A credible auditor will ask you these questions before quoting. If a vendor sends a flat price without understanding your templates and components, they are almost certainly selling you an automated scan with a nicer cover page. The right partner scopes the audit to your actual risk, prioritizes fixes by impact, and gives you a clear path from findings to a compliant, genuinely usable site.

Frequently Asked Questions

How much does a website accessibility audit cost in 2026?
Most U.S. providers charge $2,500 to $7,000 for a manual WCAG 2.2 AA audit of a small to mid-size site. Free automated scans exist but are incomplete, while enterprise audits with a formal VPAT and remediation roadmap typically run $20,000 to $50,000 or more depending on complexity.
Why are some accessibility audits free while others cost thousands?
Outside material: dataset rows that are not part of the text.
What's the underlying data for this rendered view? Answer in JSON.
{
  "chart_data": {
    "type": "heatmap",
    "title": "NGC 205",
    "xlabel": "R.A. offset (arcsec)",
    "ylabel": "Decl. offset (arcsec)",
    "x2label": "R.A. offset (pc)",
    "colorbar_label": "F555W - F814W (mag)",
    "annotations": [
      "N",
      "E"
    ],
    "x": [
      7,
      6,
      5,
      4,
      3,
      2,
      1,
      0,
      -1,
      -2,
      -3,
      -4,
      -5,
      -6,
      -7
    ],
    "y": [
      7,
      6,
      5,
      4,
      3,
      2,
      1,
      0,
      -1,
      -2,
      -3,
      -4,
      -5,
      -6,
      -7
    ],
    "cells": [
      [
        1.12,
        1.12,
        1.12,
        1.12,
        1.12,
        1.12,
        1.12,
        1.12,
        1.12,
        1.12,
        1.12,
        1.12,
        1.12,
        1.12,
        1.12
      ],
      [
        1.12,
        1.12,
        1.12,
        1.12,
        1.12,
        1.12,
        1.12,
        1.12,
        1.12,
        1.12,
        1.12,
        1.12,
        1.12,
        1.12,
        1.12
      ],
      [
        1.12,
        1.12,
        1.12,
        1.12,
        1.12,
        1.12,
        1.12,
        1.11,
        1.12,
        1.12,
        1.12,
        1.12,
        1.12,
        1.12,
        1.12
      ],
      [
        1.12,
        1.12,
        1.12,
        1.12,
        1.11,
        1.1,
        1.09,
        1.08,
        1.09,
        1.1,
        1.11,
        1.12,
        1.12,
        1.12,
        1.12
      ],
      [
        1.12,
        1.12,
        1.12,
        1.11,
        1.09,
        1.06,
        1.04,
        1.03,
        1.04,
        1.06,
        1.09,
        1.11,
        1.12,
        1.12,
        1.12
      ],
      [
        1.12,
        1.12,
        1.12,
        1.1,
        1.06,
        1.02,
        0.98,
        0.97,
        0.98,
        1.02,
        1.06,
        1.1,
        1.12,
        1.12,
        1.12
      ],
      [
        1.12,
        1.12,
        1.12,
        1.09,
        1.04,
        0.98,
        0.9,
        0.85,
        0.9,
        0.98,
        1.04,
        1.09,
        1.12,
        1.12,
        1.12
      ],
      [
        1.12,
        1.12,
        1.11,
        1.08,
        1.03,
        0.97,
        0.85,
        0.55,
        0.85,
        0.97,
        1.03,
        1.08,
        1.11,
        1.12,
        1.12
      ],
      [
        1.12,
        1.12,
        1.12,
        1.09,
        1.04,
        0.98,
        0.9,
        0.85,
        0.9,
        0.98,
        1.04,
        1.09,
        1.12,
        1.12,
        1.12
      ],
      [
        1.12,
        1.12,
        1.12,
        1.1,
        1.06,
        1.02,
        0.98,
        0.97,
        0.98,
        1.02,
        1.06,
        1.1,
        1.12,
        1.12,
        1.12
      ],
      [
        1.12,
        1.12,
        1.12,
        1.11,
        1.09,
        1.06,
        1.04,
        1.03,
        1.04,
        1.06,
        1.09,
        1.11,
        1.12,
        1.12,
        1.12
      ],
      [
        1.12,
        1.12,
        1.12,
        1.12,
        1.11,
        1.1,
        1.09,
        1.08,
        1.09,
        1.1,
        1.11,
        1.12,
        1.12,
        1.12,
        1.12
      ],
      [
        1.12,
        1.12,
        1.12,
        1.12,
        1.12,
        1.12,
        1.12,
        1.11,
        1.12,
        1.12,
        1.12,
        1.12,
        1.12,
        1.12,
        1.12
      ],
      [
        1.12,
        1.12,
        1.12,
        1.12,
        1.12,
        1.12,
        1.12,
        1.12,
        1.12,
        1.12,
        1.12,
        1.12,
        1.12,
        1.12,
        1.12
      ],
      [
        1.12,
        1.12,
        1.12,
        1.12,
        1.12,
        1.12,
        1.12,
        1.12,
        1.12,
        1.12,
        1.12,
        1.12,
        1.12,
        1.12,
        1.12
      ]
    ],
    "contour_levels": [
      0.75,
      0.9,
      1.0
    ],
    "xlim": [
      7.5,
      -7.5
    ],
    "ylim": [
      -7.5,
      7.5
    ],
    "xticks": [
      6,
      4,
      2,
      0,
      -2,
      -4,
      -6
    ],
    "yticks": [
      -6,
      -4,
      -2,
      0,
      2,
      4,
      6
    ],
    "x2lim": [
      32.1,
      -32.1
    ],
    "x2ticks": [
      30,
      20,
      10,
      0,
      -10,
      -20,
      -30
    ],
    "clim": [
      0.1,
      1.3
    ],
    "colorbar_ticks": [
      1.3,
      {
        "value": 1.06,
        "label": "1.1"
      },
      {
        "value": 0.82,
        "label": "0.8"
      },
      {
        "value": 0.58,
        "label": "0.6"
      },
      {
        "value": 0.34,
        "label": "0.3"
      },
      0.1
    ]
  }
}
Free audits are automated crawler scans that only detect machine-testable issues, roughly 30 to 40 percent of WCAG criteria. Paid audits add manual testing by a specialist using keyboards and screen readers, which catches the operability and screen-reader failures that generate most ADA complaints and demand letters.
What is the difference between an audit and a VPAT?
An audit identifies and documents your WCAG issues so you can fix them. A VPAT, or Accessibility Conformance Report, is a standardized document that formally states your level of conformance for buyers such as government, education, or enterprise procurement teams. A VPAT is usually built on top of a completed manual audit.
Does the audit fee include fixing the problems?
No. The audit tells you what is wrong; remediation is a separate cost and is usually larger. As a planning heuristic, budget remediation at one to three times the audit fee for typical issues, and more if the audit reveals structural problems in your theme or component library.
How many pages should an accessibility audit cover?
Auditors test by unique template, not raw page count, because a 5,000-page site may use only a dozen templates. A thorough audit samples every distinct layout and interactive component: home, blog, product, forms, checkout, plus widgets like carousels and booking tools, so the findings represent your whole site accurately.